1792(寛政4)年の中志段味村絵図には、「狐塚」「二ッ塚」「冨士塚」という、「塚」の文字をもつ三つの字名が見える。このうち、二ツ塚と冨士塚は現在も使われている。狐塚の字名は残っていなかったが、前回の記事「中志段味・湿ケ遺跡の狐塚」に書いたように、実際に塚があり、地元の人のあいだで語り継がれた内容は、古墳の可能性を示唆していた。二ッ塚、冨士塚も、狐塚同様のものだったのではないだろうか。

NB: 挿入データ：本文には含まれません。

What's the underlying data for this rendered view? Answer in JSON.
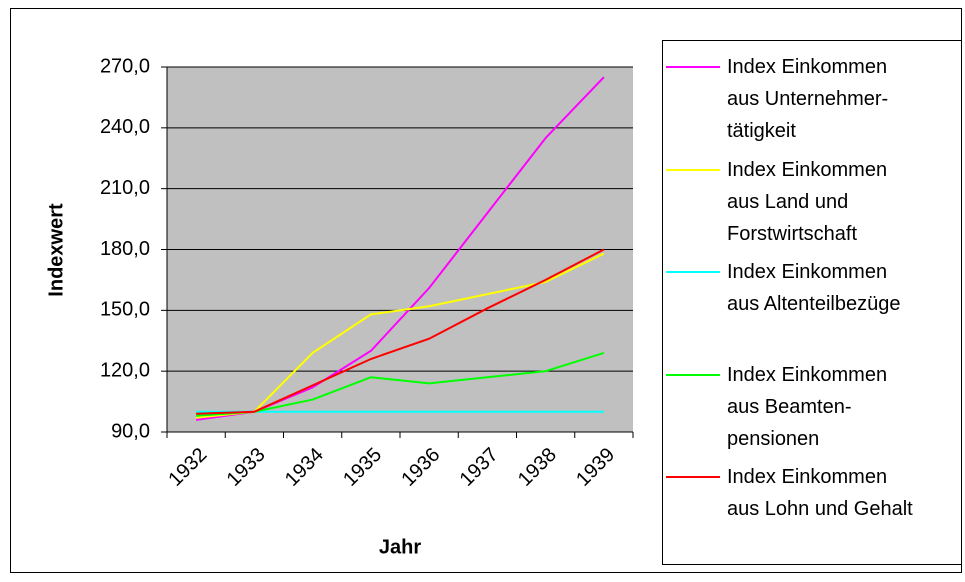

この地域の古墳は、段丘の末端、縁辺に築かれる印象がある。寺林古墳群もそうであった。しかし、上志段味の勝手塚古墳、山の田古墳、塚本古墳などのように、段丘上の平坦面に築かれた古墳がないわけではない。中志段味の段丘上平坦面には湿ケ遺跡があるが、古墳および古墳群の展開を考えるべきであろう。そうでなければ、古墳、古墳群があったとしても、闇から闇へと葬り去られるばかりである(2)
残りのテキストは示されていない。